The UserApiTwoService gets an access token for the API two scope and this is used to access the Web API controllers to return the data.

using Microsoft.Extensions.Configuration;
using Microsoft.Identity.Web;
using Newtonsoft.Json.Linq;
using System;
using System.Net.Http;
using System.Net.Http.Headers;
using System.Threading.Tasks;

namespace UserApiOne
{
    public class UserApiTwoService
    {
        private readonly IHttpClientFactory _clientFactory;
        private readonly ITokenAcquisition _tokenAcquisition;
        private readonly IConfiguration _configuration;

        public UserApiTwoService(IHttpClientFactory clientFactory, 
            ITokenAcquisition tokenAcquisition, 
            IConfiguration configuration)
        {
            _clientFactory = clientFactory;
            _tokenAcquisition = tokenAcquisition;
            _configuration = configuration;
        }

        public async Task<JArray> GetApiDataAsync()
        {
            try
            {
                var client = _clientFactory.CreateClient();

                var scope = _configuration["UserApiTwo:ScopeForAccessToken"];
                var accessToken = await _tokenAcquisition.GetAccessTokenForUserAsync(new[] { scope });

                client.BaseAddress = new Uri(_configuration["UserApiTwo:ApiBaseAddress"]);
                client.DefaultRequestHeaders.Authorization = new AuthenticationHeaderValue("Bearer", accessToken);
                client.DefaultRequestHeaders.Accept.Add(new MediaTypeWithQualityHeaderValue("application/json"));
       
                var response = await client.GetAsync("weatherforecast");
                if (response.IsSuccessStatusCode)
                {
                    var responseContent = await response.Content.ReadAsStringAsync();
                    var data = JArray.Parse(responseContent);

                    return data;
                }

                throw new ApplicationException($"Status code: {response.StatusCode}, Error: {response.ReasonPhrase}");
            }
            catch (Exception e)
            {
                throw new ApplicationException($"Exception {e}");
            }
        }
    }
}

The get an access token for the second API, a client secret or a client certificate is required. The client second is used and this is defined in the first Web API. This can be added to your user secrets or an Azure Key Vault.

{
  "AzureAd": {
    "ClientSecret": "--your secret for UserApiOne  App Registration--" 
  }
}

Second API

The API two is configured in the Startup class to require Azure AD delegrated access tokens. The AddMicrosoftIdentityWebApiAuthentication method is used with no extra configuration. Scopes and roles should be validated as well. This can be done her, or in policies or using the helper methods from the Azure AD Microsoft.Identity.Web packages.

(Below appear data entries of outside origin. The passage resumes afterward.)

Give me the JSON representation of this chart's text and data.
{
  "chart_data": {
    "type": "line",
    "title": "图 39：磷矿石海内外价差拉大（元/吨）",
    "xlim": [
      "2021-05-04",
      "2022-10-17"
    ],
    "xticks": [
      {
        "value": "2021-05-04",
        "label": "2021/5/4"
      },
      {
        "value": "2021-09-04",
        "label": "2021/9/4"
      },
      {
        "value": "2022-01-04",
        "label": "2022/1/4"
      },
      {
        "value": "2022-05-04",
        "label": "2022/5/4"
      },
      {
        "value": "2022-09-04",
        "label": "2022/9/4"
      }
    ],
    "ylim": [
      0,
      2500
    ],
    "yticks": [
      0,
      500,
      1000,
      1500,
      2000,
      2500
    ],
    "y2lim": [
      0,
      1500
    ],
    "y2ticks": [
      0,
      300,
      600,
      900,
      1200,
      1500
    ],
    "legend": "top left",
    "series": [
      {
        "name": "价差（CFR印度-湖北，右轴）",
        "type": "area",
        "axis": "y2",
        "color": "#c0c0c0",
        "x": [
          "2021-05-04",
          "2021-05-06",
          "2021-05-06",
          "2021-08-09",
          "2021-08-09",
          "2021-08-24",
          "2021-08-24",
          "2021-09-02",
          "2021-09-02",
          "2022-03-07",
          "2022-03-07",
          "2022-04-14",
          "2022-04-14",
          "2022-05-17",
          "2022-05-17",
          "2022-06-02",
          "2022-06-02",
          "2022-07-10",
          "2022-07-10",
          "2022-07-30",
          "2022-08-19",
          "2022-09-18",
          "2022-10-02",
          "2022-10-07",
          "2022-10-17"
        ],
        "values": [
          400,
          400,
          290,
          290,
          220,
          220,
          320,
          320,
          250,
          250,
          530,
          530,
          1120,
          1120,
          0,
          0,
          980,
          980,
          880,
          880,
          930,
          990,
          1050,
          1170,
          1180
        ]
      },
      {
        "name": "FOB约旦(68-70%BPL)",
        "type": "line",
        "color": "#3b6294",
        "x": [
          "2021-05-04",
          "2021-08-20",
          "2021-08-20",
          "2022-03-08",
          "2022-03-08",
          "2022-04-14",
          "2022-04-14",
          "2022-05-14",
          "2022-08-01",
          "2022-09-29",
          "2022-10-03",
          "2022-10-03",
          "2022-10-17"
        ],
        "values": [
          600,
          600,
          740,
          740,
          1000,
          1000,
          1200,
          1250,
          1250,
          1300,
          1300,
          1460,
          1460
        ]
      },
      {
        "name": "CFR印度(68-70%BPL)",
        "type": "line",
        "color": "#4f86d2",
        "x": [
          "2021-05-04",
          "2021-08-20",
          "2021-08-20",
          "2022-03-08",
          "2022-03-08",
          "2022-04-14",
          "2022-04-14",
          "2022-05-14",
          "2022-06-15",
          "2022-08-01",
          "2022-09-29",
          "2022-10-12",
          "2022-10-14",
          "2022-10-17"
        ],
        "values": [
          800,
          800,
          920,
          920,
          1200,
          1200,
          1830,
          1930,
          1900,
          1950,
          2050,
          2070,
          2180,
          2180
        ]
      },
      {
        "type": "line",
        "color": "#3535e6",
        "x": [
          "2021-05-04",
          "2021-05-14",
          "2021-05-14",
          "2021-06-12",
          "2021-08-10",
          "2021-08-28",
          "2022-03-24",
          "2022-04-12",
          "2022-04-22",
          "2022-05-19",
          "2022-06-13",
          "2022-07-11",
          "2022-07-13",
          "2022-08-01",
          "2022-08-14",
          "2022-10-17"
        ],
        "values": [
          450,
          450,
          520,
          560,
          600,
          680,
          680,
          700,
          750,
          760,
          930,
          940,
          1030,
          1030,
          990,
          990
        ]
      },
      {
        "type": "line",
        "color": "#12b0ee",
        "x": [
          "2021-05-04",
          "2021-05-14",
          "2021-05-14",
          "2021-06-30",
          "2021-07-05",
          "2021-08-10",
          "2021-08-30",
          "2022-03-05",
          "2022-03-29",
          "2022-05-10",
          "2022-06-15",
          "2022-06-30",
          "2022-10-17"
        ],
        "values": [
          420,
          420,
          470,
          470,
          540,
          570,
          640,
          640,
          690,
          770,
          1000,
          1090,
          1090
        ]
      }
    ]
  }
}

public void ConfigureServices(IServiceCollection services)
{
	JwtSecurityTokenHandler.DefaultInboundClaimTypeMap.Clear();
	// IdentityModelEventSource.ShowPII = true;
	// JwtSecurityTokenHandler.DefaultMapInboundClaims = false;

	services.AddMicrosoftIdentityWebApiAuthentication(Configuration);

	services.AddControllers(options =>
	{
		var policy = new AuthorizationPolicyBuilder()
			.RequireAuthenticatedUser()
		   // .RequireClaim("email") 
			.Build();
		options.Filters.Add(new AuthorizeFilter(policy));
	});
}

The Azure AD configuration in the app.settings are standard like in the documentation.

{
  "AzureAd": {
    "Instance": "https://login.microsoftonline.com/",
    "Domain": "damienbodhotmail.onmicrosoft.com",
    "TenantId": "7ff95b15-dc21-4ba6-bc92-824856578fc1",
    "ClientId": "72286b8d-5010-4632-9cea-e69e565a5517"
  },

}

The VerifyUserHasAnyAcceptedScope can be used to validate a required scope for the delegated access token.

[HttpGet]
public IEnumerable<WeatherForecast> Get()
{
	string[] scopeRequiredByApi = new string[] { "access_as_user" };
	HttpContext.VerifyUserHasAnyAcceptedScope(scopeRequiredByApi);

	// ...
}

When the applications are run, the UI web application authenticates and gets an access token for Web API one. Web API one authorizes the access token and gets an access token for Web API two. Web API two authorizes the access token and returns the data. Web API one gets the data from Web API two and then returns data to the Web App. The full request chain works and uses user access tokens without making the second aPI availoble to the UI application.